Beyond Loss Functions: Exploring Data-Centric Approaches with Diffusion Model for Domain Generalization
Abstract: There has been a huge effort to tackle the Domain Generalization (DG) problem with a focus on developing new loss functions. Inspired by the image generation capabilities of the diffusion models, we pose a pivotal question: Can diffusion models function as data augmentation tools to address DG from a data-centric perspective, rather than relying on the loss functions? Our findings reveal that trivial cross-domain data augmentation (CDGA) along with the vanilla ERM using readily available diffusion models without additional finetuning outperforms state-of-the-art (SOTA) training algorithms.

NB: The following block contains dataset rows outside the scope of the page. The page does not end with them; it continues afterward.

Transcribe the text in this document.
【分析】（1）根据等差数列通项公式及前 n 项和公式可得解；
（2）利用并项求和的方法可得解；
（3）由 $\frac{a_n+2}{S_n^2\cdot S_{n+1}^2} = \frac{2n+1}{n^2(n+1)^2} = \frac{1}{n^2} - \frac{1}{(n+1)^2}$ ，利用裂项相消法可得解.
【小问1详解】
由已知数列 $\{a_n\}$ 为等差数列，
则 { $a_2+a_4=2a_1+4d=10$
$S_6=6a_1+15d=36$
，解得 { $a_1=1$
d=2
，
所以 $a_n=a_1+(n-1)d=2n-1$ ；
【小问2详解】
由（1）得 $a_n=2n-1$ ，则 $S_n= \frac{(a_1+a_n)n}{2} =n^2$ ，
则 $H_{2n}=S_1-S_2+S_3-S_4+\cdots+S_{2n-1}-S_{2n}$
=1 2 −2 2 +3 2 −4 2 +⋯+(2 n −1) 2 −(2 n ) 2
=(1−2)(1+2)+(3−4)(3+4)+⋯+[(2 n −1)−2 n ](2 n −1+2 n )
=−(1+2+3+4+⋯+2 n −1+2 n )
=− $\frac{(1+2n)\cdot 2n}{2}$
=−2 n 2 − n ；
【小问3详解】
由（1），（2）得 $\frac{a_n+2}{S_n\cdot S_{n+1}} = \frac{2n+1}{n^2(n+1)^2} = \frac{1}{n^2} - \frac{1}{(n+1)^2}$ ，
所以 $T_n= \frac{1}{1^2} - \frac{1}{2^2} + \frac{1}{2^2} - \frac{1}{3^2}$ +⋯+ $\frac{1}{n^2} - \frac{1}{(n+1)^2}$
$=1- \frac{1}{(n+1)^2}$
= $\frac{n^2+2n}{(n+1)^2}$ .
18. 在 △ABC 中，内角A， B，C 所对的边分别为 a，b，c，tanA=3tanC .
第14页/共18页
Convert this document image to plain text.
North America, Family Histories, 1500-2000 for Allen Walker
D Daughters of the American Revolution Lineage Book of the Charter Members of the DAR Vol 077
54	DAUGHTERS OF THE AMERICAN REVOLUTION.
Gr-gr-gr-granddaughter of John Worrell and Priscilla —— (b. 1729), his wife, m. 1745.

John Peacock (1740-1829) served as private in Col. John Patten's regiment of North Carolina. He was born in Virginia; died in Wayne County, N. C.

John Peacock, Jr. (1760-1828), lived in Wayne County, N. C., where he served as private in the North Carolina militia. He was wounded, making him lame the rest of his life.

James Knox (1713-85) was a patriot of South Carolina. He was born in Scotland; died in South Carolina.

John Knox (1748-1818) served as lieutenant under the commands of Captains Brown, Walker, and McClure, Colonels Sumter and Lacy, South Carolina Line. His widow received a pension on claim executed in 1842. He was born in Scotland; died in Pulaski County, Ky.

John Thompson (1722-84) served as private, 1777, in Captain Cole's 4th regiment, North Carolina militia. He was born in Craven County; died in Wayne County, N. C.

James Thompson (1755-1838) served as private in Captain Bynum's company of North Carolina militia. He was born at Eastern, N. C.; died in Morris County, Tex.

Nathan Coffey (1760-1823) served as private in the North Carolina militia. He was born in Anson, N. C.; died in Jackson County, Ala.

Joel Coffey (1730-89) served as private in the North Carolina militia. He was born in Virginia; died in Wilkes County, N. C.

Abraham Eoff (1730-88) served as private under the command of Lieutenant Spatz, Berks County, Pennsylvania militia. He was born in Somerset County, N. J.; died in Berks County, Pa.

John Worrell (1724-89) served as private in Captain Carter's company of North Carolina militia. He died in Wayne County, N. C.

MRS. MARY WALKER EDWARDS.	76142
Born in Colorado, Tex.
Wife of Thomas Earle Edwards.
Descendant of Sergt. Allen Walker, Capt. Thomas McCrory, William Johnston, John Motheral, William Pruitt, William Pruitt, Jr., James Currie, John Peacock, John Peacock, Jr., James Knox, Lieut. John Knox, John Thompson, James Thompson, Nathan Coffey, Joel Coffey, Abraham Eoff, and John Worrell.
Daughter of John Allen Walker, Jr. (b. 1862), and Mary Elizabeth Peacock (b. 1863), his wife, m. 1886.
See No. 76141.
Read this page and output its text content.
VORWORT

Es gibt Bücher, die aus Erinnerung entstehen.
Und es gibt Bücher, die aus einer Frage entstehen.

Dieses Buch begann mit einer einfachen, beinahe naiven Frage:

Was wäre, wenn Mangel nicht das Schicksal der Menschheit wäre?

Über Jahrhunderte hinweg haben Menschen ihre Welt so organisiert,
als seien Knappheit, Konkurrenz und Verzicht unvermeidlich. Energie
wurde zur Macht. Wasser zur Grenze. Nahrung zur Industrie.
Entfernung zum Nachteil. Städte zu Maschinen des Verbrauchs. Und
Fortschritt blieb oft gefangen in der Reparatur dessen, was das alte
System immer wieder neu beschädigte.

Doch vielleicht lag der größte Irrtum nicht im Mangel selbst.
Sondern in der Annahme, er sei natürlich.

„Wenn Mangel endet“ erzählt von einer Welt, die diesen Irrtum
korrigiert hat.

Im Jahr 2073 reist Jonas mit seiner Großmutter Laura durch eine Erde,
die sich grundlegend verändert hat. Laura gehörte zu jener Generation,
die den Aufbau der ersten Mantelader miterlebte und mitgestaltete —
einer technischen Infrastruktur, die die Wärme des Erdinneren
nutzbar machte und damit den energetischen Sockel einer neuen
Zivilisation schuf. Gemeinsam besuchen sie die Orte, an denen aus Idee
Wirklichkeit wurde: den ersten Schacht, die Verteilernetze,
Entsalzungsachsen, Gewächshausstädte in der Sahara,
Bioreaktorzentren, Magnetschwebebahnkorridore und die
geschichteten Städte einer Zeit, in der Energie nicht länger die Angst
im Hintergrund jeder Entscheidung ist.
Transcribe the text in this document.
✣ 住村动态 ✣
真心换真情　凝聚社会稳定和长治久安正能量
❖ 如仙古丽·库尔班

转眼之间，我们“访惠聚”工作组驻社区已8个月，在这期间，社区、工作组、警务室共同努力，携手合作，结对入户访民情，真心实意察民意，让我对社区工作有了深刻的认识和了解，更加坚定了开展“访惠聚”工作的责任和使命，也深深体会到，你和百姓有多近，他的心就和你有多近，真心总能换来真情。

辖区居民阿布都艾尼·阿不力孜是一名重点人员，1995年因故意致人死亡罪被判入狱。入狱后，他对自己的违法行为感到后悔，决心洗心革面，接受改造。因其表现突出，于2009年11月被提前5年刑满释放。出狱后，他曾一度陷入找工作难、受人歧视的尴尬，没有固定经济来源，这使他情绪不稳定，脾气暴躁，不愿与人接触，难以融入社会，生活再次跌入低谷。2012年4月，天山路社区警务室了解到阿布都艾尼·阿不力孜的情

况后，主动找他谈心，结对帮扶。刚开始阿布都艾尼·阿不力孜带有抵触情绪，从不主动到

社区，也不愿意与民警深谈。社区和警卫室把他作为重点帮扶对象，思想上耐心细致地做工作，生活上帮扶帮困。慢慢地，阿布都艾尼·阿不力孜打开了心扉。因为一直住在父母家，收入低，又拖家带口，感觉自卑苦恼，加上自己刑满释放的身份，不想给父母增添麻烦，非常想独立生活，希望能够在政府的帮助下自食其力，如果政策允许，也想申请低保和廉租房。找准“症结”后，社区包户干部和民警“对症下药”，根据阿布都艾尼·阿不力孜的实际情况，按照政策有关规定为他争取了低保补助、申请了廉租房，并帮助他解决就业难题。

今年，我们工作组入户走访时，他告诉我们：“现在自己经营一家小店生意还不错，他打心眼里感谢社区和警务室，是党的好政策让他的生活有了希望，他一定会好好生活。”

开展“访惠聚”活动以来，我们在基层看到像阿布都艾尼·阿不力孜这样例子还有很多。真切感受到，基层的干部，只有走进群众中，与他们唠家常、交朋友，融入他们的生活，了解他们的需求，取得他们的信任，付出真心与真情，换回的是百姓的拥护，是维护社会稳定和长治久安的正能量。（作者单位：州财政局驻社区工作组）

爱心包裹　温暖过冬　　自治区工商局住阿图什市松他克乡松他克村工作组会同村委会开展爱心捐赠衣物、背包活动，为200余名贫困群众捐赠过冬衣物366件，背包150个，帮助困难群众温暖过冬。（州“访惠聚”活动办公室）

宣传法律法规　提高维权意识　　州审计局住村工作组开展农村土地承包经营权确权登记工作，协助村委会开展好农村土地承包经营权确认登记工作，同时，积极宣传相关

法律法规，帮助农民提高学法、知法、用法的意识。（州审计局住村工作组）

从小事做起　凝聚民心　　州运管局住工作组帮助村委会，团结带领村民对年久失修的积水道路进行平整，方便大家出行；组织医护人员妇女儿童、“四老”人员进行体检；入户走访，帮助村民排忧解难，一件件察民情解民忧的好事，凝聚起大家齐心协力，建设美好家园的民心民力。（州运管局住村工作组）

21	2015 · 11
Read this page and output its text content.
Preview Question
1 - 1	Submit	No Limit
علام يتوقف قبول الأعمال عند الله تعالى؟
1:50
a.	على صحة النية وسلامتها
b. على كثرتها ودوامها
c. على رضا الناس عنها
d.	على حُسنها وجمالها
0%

This paper delves into the exploration of why and how this rudimentary data generation can outperform complicated DG algorithms. With the help of domain shift quantification tools, We empirically show that CDGA reduces the domain shift between domains. We empirically reveal connections between the loss landscape, adversarial robustness, and data generation, illustrating that CDGA reduces loss sharpness and improves robustness against adversarial shifts in data. Additionally, we discuss our intuitions that CDGA along with ERM can be considered as a way to replace the pointwise kernel estimates in ERM with new density estimates in the \textit{vicinity of domain pairs} which can diminish the true data estimation error of ERM under domain shift scenario. These insights advocate for further investigation into the potential of data-centric approaches in DG.
Submission Length: Regular submission (no more than 12 pages of main content)
Changes Since Last Submission: 1. We added section 8 on page 11 and 12 that justifies the source of performance gain on OOD generalization when using stable diffusion model comes from cross-domain transfer ability of CDGA and not just because of extra synthetic images from a pre-trained diffusion model.
2. We removed al the statements in the paper that claim theoretically sampling from LDM is equivalent to sampling from the density defined by $K(\cdot;P_{i\to j}(x_{k}^{i}))$.
3. We modified the equation above equation 8 by adding the normalizing constant.
4. We shifted the sections on loss function landscape analysis and adversarial robustness to the appendix.
5. We moved the mitigating class imbalance section from the appendix to the main paper.
6. We added a discussion on the comparison between SDGA and CDGA. This part considers the advantage of each method compared to the other one and can be found on page 11 (section 7.2).
6. We moved the first page of Appendix A to the main paper.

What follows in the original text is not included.